En prenant le départ du Golf de la Nivelle, on commence par longer la Nivelle jusqu'au pont qui relie Ciboure à St Jean de Luz. Il faut rester du côté de Ciboure et longer le port jusqu'à la mer pour emprunter le sentier du littoral d'où l'on aperçoit le port de Socoa. C'est magnifique et l'eau est transparente.

La Baie de Socoa

On passe devant un cimetière d'où les occupants ont une vue sur la mer qui ferait envie aux promoteurs immobiliers… Après le petit pont de Socoa, sur la droite, il faut longer la rivière Untxin pour arriver au port avec en arrière-plan le Fort de Socoa. Dans le port, on peut voir un ancien bateau à 2 coques qui a servi à transporter les gros blocs de pierre pour réaliser la barrière de protection au large de St Jean de Luz.

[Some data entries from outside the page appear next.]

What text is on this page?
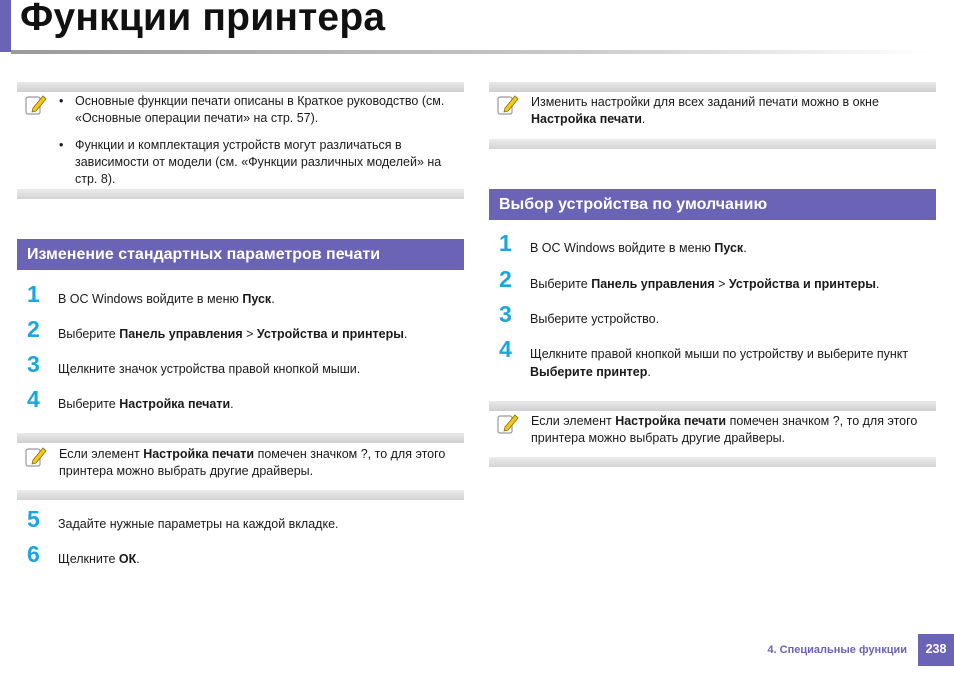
Функции принтера
• Основные функции печати описаны в Краткое руководство (см. «Основные операции печати» на стр. 57).
• Функции и комплектация устройств могут различаться в зависимости от модели (см. «Функции различных моделей» на стр. 8).
Изменить настройки для всех заданий печати можно в окне Настройка печати.
Изменение стандартных параметров печати
1	В ОС Windows войдите в меню Пуск.
2	Выберите Панель управления > Устройства и принтеры.
3	Щелкните значок устройства правой кнопкой мыши.
4	Выберите Настройка печати.
Если элемент Настройка печати помечен значком ?, то для этого принтера можно выбрать другие драйверы.
5	Задайте нужные параметры на каждой вкладке.
6	Щелкните ОК.
Выбор устройства по умолчанию
1	В ОС Windows войдите в меню Пуск.
2	Выберите Панель управления > Устройства и принтеры.
3	Выберите устройство.
4	Щелкните правой кнопкой мыши по устройству и выберите пункт Выберите принтер.
Если элемент Настройка печати помечен значком ?, то для этого принтера можно выбрать другие драйверы.
4. Специальные функции	238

Port à marée basse et le Fort de Socoa

Au bout de la jetée, sous le phare, on peut se reposer pour admirer le paysage. On ne sait pas si l'on est à la mer ou à la montagne… on voit un lac devant des montagnes, mais on entend les vagues. On est transporté et complètement dépaysé devant ce paysage où le sommet de La Rhune se dessine en toile de fond.

Repos au pied du phare

La côte est magnifique avec ses formations rocheuses que les géologues ne s'expliquent pas.

Cadeau de la nature pour les yeux

Après l'effort, il faut prendre des forces dans un petit restaurant sur le port de Socoa. Dans un autre restaurant, c'est la fête en costumes traditionnels au son de chansons basques.

Couteaux et sangria, chants basques

Le retour jusqu'à Ciboure fait découvrir les plages et la ville de St Jean de Luz. En longeant le port de Ciboure, on peut prendre un escalier pour traverser le pont jusqu'à St Jean ou découvrir le village de Ciboure avant de retourner au Golf de la Nivelle. Cette balade fait environ 8 kms.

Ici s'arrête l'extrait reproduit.